Variance and Standard Deviation for Grouped Data

Variance for Ungrouped Data:
For ungrouped data, the variance (\(\sigma^2\)) is calculated as:
\[ \sigma^2 = \frac{1}{N} \sum_{i=1}^N (x_i – \mu)^2 \]
where \(N\) is the total number of data points, \(x_i\) is each individual data point, and \(\mu\) is the mean of the data.

Variance for Grouped Data:
Assuming we have \(k\) groups with frequencies \(f_i\) and the central value of each group is \(w_i\), the variance of the population can be calculated as:
\[ \sigma^2 = \frac{1}{N} \sum_{i=1}^k f_i (w_i – \mu)^2 \]
where \(N\) is the sum of all frequencies.

The standard deviation (\(\sigma\)) is the square root of the variance:

For a Sample:
When dealing with a sample, replace \(\mu\) with the sample mean \((\bar{x})\), and the formula for variance becomes:
\[ s^2 = \frac{1}{n-1} \sum_{i=1}^k f_i (w_i – \bar{x})^2 \]
where \(n\) is the sample size.

Example Calculation

Consider an example where we have weights of 30 individuals classified into 5 groups:

Class Frequency \((f_i)\) Central Value \((w_i)\) Deviation from Mean \((\bar{x} – w_i)\)
65-69 4 67.5 -9.5
70-74 6 72.5 -4.5
75-79 12 77.5 0.5
80-84 5 82.5 5.5
85-89 3 87.5 10.5

For variance \((s^2)\):
\[ s^2 = \frac{1}{29} \left[ 4(-9.5)^2 + 6(-4.5)^2 + 12(0.5)^2 + 5(5.5)^2 + 3(10.5)^2 \right] = 33.362 \]

The standard deviation \((s)\) is:
\[ s = \sqrt{33.362} \approx 5.776 \]

Coefficient of Variation (CV)

The coefficient of variation for the sample is given by:
\[ CV = \frac{s}{\bar{x}} \times 100 = \frac{5.776}{77} \times 100 \approx 7.50% \]

Simplified Formula for Variance

A more convenient formula for variance that does not require calculating deviations is:
\[ \sigma^2 = \frac{1}{N} \sum_{i=1}^k f_i w_i^2 – \mu^2 \]
For samples:
\[ s^2 = \frac{1}{n-1} \left( \sum_{i=1}^k f_i w_i^2 – n \bar{x}^2 \right) \]

Mean Deviation

For ungrouped data, mean deviation \((A)\) is calculated as:
\[ A = \frac{1}{N} \sum_{i=1}^N |x_i – \mu| \]

For grouped data:
\[ A = \frac{1}{N} \sum_{i=1}^k f_i |w_i – \mu| \]

Example for Mean Deviation:

Using the same weights example:

Class Frequency \((f_i)\) Central Value \((w_i)\) Deviation \((|\bar{x} – w_i|)\)
65-69 4 67.5 9.5
70-74 6 72.5 4.5
75-79 12 77.5 0.5
80-84 5 82.5 5.5
85-89 3 87.5 10.5

Mean deviation \((A)\):
\[ A = \frac{1}{30} \left[ 4 \times 9.5 + 6 \times 4.5 + 12 \times 0.5 + 5 \times 5.5 + 3 \times 10.5 \right] = 4.333 \]

Measures of Skewness

Distributions can be symmetric, positively skewed, or negatively skewed.

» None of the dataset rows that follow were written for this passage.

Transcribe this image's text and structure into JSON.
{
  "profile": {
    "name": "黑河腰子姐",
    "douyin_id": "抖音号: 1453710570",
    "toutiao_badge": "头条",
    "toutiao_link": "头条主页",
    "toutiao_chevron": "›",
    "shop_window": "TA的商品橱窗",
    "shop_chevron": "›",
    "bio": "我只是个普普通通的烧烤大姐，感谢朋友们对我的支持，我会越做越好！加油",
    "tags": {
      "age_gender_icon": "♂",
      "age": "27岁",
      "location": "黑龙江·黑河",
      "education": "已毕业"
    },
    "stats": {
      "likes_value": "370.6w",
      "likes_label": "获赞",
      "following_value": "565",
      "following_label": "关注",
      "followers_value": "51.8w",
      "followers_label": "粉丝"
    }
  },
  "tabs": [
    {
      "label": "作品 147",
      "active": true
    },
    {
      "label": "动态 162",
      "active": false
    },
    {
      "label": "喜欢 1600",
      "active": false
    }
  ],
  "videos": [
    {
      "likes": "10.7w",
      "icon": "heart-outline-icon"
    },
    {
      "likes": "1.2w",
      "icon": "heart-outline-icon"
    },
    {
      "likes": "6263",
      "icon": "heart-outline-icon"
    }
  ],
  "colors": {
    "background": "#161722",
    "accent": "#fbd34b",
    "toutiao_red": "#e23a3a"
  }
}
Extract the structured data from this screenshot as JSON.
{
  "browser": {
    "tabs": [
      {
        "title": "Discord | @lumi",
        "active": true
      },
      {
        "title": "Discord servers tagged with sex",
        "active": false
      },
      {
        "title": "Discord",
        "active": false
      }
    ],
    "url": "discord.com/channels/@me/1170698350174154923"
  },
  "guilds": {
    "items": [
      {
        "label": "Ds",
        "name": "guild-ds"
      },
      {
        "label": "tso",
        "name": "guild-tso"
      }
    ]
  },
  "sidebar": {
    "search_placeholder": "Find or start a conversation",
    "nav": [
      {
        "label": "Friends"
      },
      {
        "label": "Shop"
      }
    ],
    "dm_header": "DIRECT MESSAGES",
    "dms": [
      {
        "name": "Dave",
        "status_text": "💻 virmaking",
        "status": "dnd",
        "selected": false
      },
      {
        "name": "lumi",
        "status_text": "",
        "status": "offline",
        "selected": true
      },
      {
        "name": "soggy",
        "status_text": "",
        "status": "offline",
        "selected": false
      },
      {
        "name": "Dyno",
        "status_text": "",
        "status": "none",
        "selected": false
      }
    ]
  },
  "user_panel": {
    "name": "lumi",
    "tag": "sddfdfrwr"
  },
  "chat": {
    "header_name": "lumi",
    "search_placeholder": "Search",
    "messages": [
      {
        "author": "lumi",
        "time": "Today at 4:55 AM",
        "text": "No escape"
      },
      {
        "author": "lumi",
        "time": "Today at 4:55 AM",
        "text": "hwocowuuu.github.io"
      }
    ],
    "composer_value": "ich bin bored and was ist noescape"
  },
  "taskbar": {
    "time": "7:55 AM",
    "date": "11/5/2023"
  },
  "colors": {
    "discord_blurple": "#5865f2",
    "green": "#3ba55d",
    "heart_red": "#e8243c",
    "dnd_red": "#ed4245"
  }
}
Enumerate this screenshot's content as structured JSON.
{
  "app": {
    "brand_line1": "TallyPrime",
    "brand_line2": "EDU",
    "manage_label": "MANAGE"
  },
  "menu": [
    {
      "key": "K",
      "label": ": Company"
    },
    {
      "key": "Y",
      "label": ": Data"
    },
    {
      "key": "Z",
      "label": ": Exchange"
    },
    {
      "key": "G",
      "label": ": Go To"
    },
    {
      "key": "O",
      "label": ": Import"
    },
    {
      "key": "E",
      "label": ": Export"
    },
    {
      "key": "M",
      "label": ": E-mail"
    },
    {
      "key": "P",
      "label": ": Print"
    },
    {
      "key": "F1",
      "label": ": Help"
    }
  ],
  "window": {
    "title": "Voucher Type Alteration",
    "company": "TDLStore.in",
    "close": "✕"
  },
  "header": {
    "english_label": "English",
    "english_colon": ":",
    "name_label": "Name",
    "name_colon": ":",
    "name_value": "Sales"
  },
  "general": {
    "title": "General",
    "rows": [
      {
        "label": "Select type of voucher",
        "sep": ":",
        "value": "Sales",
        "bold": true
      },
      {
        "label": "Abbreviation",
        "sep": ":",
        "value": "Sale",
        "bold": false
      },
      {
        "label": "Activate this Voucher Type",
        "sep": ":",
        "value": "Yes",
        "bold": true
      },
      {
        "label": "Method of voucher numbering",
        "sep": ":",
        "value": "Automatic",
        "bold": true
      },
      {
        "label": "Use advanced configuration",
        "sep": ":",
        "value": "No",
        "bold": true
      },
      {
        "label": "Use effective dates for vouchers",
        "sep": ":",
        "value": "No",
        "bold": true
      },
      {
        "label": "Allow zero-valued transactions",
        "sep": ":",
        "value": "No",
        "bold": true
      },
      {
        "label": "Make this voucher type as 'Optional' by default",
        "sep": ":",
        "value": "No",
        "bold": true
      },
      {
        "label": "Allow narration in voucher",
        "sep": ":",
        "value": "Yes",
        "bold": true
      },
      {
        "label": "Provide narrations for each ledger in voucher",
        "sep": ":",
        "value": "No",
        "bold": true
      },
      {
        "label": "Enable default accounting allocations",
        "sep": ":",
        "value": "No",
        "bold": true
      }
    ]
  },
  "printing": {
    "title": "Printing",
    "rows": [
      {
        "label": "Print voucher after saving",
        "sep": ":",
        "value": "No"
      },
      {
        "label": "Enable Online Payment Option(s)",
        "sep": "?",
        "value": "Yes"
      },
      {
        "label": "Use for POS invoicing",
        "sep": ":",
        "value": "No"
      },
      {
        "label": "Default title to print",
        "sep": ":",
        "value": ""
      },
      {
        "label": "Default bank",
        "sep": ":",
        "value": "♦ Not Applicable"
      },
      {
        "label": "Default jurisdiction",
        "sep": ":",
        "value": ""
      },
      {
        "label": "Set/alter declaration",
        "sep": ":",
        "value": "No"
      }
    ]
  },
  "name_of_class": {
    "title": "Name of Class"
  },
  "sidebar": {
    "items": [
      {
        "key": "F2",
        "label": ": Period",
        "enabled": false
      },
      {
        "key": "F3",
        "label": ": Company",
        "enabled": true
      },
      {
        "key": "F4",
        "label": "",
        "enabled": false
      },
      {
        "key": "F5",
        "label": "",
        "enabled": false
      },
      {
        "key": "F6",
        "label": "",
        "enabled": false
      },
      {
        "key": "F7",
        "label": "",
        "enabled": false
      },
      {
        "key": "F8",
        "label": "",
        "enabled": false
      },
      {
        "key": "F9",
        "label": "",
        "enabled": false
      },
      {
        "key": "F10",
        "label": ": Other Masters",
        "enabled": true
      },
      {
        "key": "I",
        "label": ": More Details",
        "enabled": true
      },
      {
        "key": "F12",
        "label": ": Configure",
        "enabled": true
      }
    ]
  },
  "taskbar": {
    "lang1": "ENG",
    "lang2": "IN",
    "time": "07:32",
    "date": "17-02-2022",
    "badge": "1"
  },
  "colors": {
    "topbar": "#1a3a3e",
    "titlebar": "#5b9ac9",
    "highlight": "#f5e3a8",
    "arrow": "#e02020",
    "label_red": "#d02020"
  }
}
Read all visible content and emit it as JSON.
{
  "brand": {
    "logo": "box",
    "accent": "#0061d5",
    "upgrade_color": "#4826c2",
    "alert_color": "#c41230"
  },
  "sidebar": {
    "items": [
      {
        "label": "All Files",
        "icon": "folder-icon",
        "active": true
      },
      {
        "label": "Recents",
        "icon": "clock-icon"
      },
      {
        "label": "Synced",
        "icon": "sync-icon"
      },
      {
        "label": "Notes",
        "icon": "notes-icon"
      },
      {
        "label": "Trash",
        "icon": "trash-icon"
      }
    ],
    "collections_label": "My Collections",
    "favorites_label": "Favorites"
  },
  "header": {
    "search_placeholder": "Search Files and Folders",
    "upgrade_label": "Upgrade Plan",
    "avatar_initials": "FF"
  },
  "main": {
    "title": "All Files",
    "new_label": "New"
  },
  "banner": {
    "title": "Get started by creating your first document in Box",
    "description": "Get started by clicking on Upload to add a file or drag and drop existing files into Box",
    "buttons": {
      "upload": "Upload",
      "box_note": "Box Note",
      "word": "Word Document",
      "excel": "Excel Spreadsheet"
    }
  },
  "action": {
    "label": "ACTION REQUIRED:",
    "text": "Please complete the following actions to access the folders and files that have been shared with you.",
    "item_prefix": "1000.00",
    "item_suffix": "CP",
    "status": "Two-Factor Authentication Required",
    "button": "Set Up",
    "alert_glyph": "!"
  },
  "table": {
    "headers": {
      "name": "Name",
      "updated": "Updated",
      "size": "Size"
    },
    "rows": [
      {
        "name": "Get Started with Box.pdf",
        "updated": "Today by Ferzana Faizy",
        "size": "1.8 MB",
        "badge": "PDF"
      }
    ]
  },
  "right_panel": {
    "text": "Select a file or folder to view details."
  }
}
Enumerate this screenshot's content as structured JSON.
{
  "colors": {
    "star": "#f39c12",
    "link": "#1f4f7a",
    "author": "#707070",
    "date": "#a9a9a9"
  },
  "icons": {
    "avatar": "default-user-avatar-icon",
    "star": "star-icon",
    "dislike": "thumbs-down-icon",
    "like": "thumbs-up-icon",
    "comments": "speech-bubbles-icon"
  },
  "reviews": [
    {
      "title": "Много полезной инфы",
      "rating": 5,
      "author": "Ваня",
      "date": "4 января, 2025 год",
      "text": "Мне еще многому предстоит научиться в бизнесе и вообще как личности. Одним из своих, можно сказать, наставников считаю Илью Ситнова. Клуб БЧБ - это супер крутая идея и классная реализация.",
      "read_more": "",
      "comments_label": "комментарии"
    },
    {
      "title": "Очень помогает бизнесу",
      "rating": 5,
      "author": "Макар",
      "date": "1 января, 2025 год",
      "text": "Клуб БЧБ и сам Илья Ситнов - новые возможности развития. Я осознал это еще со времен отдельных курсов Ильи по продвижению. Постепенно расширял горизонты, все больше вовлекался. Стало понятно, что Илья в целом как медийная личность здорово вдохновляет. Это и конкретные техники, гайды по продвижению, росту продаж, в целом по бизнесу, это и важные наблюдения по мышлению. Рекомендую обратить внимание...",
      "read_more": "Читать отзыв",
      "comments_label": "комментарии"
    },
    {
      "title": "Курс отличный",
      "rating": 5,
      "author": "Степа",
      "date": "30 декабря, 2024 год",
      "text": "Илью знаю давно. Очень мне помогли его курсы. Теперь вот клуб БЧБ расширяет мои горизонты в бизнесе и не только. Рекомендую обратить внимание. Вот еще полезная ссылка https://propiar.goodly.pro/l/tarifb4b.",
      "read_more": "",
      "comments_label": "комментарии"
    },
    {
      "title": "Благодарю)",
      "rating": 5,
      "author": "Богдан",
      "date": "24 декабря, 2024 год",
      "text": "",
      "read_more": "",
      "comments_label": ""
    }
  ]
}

Coefficient of Skewness \((\beta_1)\):
For a dataset \(x_1, x_2, \ldots, x_n\), the skewness coefficient is:
\[
\beta_1 = \frac{n \sum_{i=1}^n (x_i – \bar{x})^3}{(n-1)(n-2)s^3}
\]

Example Calculation:
For the data (1, 0, 1, 3, 5, 14):
\[ \bar{x} = 4 \]
\[ \beta_1 = \frac{6 \times 882}{5 \times (5.22)^3} = 1.036 \]

For grouped data, the skewness coefficient can be written as:
\[ \beta_1 = \frac{1}{n} \sum_{i=1}^k f_i \left( \frac{w_i – \bar{x}}{s} \right)^3 \]

Pearson’s Skewness Coefficient:
\[ \text{Pearson’s Skewness} = \frac{3(\bar{x} – \text{Median})}{s} \]

Key Takeaways

  • Variance and standard deviation provide measures of dispersion for both grouped and ungrouped data.
  • The coefficient of variation helps compare variability across different datasets.
  • Skewness measures the asymmetry of data distributions, helping to understand the data’s shape relative to the mean.

This summary covers the main concepts and calculations related to variance, standard deviation, mean deviation, and skewness for grouped and ungrouped data.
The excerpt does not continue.